Put this project on your RADAR
A new technology aims to help improve surgical performance.
For surgeons, finding ways to improve their performance is the key to getting to—and staying at—the top of their game. Every surgeon instinctively works on their performance using metrics, such as those for estimated blood loss, surgical margins and patients’ outcomes.
Project Surgical RADAR will use the latest in simulation technology to help urological surgeons do just that. Inspired by the American College of Surgeons’ Surgical Metrics Project, Project Surgical RADAR, which stands for Robust AI-generated Data-driven Assessment of Robotic skills, uses a realistic physical platform that simulates a very complex part of a radical prostatectomy procedure that involves sparing the nerves responsible for preserving erectile function.
Ahmed Ghazi, MD, FEBU, MHPE, associate professor of urology and director of the Simulation Innovation Laboratory at the University of Rochester School of Medicine and Dentistry in Rochester, New York, said that the procedure was chosen because it is one of the more complicated areas of prostate surgery.
“This is [a surgical procedure] where you have to preserve the neurovascular bundle with minimal trauma, while at the same time avoiding violation of the prostate capsule,” he said. “It’s like you’re delicately peeling something off the prostate, but you’re not allowed to tear into the prostate because that would result in positive cancer margins. So you’re walking a tightrope where, if you fall on one side, you’ll get positive margins, which is unacceptable in cancer surgeries, and [if you fall] on the other side, you will spare fewer nerves and cause more trauma to the nerves, which will delay functional recovery.”

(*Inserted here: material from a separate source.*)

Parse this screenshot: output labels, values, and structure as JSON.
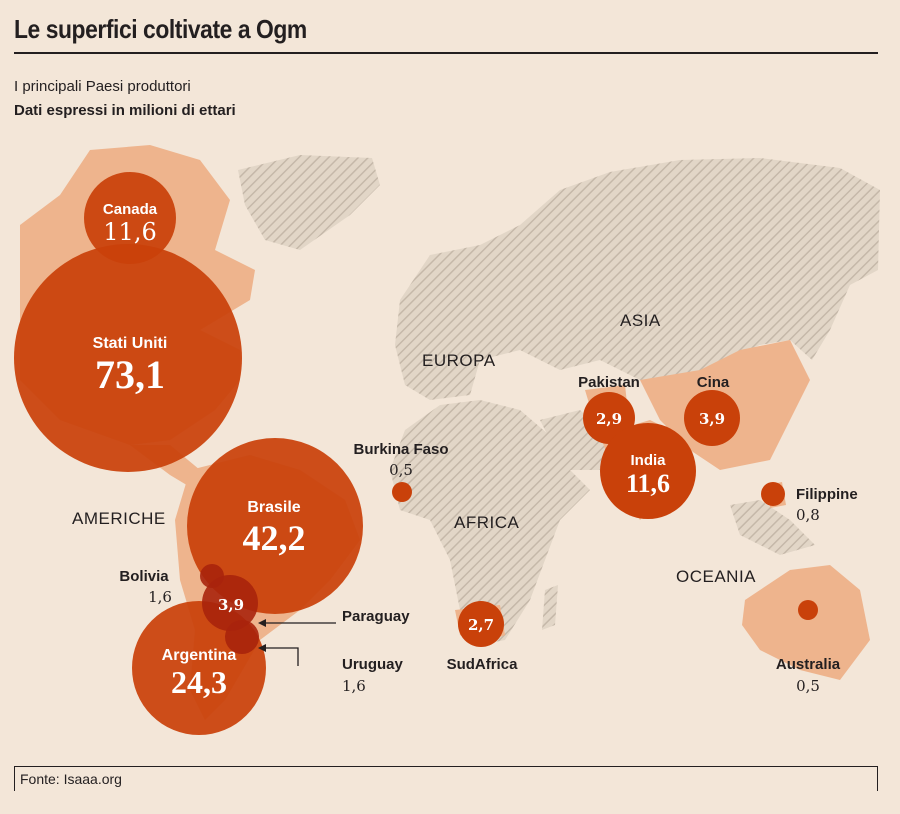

Dr. Ghazi said the goal of the Project Surgical RADAR simulators, located at booth 2517 in the Science and Technology Hall, is to provide surgeons with an overview of their skills using multimodal synchronous inputs including video from the surgical endoscope, sensors embedded in the simulation model, pupil data from eye trackers within the robotic console and kinematic data from the movement of the robot itself.
Urologists with robot-assisted experience (even if limited) who register for the event ahead of time or stop by the booth can spend 30 minutes on the realistic model to get a full evaluation of their performance on the project website (surgicalradar.com). Dr. Ghazi stressed that the evaluation is strictly aimed at improving surgical performance and not assessment by providing urologists with unparalleled insights into their skills. Furthermore, all data will be anonymized and only accessible to the participant.
“Our slogan is, ‘Empowering surgeons with their performance data,’” he said. “We’re sharing the data with participants so that they can discover areas where performance can be improved but also areas where they excel. Unfortunately, performance assessment has a bad reputation in surgery as it is seen by surgeons as a means by which to categorize them into adequate or inadequate. Project Surgical RADAR is not a form of assessment but an ongoing evaluation that is now considered an essential component in many high-stakes industries. We want to correct the misconception that surgeons have with evaluating their performance. This is actually a benefit for them rather than being something that is used against them.”
Artificial intelligence will be used to analyze the wealth of data collected from each simulation. Therefore, the more surgeons who participate, the more data that will be fed into the algorithm to improve its accuracy, and that, Dr. Ghazi said, will lead to more long-term improvements for the greater good.
“Our ultimate goal is not to keep their data to ourselves but to encourage more surgeons to share their performance data, which will be used to develop research methods for the greater benefit [of the medical community] through a consortium of data scientists, engineers and surgeon educators,” he said.